What am I doing wrong here? Why is it impossible to have the file modifed in one branch and unmodified in another?
Upvotes: 2
Views: 338
Reputation: 213847
So, here's what happened. You started off with a commit A from the original developer. You fixed some bugs and now you're in B. There's a remote branch pointing to A called origin/original-branch
, and there's a local branch pointing to B called my-changes
. I don't know what they're actually called (use git branch -a
to list them).
....-> A -> B ^ ^ | +-- my-changes | +-- origin/original-branch
If you're on B and you make a branch and start making changes, you'll get this:
....-> A -> B -> C ^ ^ ^ | | +-- bugfix | | | +-- my-changes | +-- origin/original-branch
This is not what you want. You want this:
+-- my-changes v ....-> A -> B \ -> C ^ ^ | +-- bugfix | +-- origin/original-branch
So you have to make your new branch start where the other developer's branch is.
git branch bugfix origin/original-branch
git checkout bugfix
That specifies that the new branch starts from the other developer's work. If you do this instead:
git branch bugfix # not what you want
This will cause the bugfix
branch to start from wherever you are right now.
Upvotes: 5
Reputation: 46544
You have to commit the files onto a branch in order for them to be on that branch.

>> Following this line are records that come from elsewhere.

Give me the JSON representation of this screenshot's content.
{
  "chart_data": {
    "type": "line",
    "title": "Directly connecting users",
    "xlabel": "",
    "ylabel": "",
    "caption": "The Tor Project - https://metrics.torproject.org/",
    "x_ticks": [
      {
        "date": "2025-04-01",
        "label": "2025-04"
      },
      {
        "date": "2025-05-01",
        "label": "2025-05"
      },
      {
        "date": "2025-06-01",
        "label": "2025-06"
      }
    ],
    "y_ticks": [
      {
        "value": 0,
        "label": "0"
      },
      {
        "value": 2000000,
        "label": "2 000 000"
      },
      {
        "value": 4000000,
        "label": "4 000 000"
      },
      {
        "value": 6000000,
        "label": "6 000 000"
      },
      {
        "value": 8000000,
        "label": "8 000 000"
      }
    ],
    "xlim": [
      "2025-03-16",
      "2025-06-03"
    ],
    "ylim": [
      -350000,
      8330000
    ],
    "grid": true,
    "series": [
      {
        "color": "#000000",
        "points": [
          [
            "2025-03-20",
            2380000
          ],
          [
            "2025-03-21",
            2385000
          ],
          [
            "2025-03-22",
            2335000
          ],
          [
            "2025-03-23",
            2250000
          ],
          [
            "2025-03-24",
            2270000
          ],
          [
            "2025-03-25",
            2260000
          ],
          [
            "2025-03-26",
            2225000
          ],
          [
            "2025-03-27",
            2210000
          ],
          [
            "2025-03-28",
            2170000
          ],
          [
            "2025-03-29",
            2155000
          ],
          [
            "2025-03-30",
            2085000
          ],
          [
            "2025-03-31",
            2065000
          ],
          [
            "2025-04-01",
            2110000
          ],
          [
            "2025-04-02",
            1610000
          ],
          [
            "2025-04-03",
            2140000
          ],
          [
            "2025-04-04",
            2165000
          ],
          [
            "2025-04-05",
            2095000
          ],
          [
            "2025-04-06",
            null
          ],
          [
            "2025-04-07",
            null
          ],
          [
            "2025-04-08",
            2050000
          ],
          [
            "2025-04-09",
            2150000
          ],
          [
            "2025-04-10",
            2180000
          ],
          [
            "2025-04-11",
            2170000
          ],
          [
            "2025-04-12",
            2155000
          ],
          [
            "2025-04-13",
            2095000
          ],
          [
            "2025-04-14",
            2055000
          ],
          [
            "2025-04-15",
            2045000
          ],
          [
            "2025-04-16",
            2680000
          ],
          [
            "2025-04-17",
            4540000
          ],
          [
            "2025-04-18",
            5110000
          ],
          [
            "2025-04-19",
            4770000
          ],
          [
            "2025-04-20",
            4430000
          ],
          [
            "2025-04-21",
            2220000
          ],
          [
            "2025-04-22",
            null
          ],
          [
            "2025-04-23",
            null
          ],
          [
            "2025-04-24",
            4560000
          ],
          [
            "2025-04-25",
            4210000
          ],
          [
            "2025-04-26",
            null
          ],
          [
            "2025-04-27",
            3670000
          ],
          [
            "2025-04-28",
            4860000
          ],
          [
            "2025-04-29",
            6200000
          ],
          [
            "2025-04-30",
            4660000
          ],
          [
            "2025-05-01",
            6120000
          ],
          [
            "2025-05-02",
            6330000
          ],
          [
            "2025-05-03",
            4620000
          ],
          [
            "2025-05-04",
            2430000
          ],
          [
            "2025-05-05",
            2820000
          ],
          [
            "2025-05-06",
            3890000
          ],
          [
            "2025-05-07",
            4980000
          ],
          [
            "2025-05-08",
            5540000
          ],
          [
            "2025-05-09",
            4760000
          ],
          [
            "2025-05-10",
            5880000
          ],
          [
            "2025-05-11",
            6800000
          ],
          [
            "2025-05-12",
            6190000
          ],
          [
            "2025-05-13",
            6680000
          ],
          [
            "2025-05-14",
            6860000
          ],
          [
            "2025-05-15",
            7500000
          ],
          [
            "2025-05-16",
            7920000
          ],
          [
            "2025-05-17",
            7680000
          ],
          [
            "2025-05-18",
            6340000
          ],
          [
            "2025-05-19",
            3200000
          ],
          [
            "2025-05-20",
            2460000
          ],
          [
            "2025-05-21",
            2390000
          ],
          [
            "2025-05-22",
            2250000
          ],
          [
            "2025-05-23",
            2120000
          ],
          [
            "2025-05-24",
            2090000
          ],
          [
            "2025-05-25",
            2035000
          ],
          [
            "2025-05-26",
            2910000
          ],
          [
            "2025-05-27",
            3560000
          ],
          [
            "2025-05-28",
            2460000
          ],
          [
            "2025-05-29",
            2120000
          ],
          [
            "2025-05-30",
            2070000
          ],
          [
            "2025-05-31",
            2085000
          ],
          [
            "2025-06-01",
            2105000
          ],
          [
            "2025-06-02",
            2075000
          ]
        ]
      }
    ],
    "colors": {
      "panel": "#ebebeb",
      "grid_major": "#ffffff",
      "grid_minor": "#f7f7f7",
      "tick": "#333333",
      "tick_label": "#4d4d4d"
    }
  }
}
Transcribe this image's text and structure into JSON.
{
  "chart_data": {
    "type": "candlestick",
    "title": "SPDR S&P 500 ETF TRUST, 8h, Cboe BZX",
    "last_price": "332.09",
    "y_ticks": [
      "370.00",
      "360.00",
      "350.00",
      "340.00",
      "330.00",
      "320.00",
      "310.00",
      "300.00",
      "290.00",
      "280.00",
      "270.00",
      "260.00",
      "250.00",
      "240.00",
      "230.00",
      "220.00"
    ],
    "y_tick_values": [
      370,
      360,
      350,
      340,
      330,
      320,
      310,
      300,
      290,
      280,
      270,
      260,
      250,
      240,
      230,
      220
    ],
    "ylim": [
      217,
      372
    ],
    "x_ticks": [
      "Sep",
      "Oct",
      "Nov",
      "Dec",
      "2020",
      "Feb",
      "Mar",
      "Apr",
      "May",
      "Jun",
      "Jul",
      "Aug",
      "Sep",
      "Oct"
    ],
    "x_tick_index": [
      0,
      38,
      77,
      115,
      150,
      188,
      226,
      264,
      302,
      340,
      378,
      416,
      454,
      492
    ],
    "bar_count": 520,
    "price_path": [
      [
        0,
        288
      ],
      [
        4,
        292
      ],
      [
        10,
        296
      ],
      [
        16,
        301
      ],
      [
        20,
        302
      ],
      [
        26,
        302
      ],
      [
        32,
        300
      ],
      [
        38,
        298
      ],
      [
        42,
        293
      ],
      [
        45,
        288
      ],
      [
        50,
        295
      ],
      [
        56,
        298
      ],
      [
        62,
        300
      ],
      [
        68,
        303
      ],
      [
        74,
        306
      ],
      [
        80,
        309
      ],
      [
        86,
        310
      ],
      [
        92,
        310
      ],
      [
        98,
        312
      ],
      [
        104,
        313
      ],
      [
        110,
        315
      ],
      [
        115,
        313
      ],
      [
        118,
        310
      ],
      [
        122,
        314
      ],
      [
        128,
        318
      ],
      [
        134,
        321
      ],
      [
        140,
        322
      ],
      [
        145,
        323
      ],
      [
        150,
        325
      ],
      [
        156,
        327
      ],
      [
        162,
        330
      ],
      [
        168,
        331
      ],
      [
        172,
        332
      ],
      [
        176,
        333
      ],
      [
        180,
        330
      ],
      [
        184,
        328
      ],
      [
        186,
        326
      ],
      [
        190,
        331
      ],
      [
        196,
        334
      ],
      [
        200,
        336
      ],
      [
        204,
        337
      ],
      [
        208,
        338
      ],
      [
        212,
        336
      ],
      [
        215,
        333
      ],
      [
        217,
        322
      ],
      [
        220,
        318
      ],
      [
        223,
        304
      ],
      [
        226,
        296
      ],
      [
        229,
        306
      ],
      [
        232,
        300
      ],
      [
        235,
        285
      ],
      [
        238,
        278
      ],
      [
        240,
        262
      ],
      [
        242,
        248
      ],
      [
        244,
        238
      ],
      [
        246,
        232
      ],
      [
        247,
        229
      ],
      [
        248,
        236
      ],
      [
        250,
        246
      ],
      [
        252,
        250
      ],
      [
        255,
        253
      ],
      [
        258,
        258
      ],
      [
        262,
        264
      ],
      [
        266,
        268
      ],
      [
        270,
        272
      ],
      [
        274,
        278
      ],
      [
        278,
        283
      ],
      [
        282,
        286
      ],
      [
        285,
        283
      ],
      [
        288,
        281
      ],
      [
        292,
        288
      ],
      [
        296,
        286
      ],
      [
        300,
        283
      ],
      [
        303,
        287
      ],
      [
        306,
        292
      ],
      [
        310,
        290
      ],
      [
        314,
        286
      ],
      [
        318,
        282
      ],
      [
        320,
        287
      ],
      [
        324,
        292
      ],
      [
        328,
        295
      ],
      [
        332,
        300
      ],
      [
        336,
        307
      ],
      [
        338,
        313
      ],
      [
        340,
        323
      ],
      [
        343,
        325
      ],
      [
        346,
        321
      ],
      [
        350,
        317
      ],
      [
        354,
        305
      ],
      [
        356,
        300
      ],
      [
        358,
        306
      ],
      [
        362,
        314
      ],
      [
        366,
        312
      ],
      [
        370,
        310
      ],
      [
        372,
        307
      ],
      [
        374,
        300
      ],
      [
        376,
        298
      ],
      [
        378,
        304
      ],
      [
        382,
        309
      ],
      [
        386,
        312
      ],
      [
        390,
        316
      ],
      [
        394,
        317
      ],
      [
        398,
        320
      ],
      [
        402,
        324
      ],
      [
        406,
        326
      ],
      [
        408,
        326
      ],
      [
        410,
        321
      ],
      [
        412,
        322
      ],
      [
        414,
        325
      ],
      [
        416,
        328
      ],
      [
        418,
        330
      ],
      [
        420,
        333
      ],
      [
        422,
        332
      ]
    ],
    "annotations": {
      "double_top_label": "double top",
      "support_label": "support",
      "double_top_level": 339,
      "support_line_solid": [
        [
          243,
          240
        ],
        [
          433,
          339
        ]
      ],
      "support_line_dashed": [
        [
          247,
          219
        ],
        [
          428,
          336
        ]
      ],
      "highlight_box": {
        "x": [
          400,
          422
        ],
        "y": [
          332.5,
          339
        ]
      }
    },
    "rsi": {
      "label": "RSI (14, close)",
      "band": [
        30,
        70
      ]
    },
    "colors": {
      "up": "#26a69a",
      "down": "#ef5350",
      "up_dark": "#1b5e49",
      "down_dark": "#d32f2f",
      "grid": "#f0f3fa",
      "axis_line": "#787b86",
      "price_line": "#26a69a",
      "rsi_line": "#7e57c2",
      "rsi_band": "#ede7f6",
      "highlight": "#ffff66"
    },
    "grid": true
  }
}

In your case, you made some modifications to some files, but didn't commit them in to any branch.
What you could have done was:
git checkout -b bugfix
git commit -am "Fixed some bugs"
git checkout master
git checkout -b bugfixtwo
git checkout -b bugFix
creates and checks out a branch in one step.
Upvotes: 0
Reputation: 32306
In order to "remember" a changed file on a branch, you need to commit your changes (added, removed, or modified files): git commit -a (the -a argument stands for "all changes") but you definitely need to understand git branches. This book is very useful.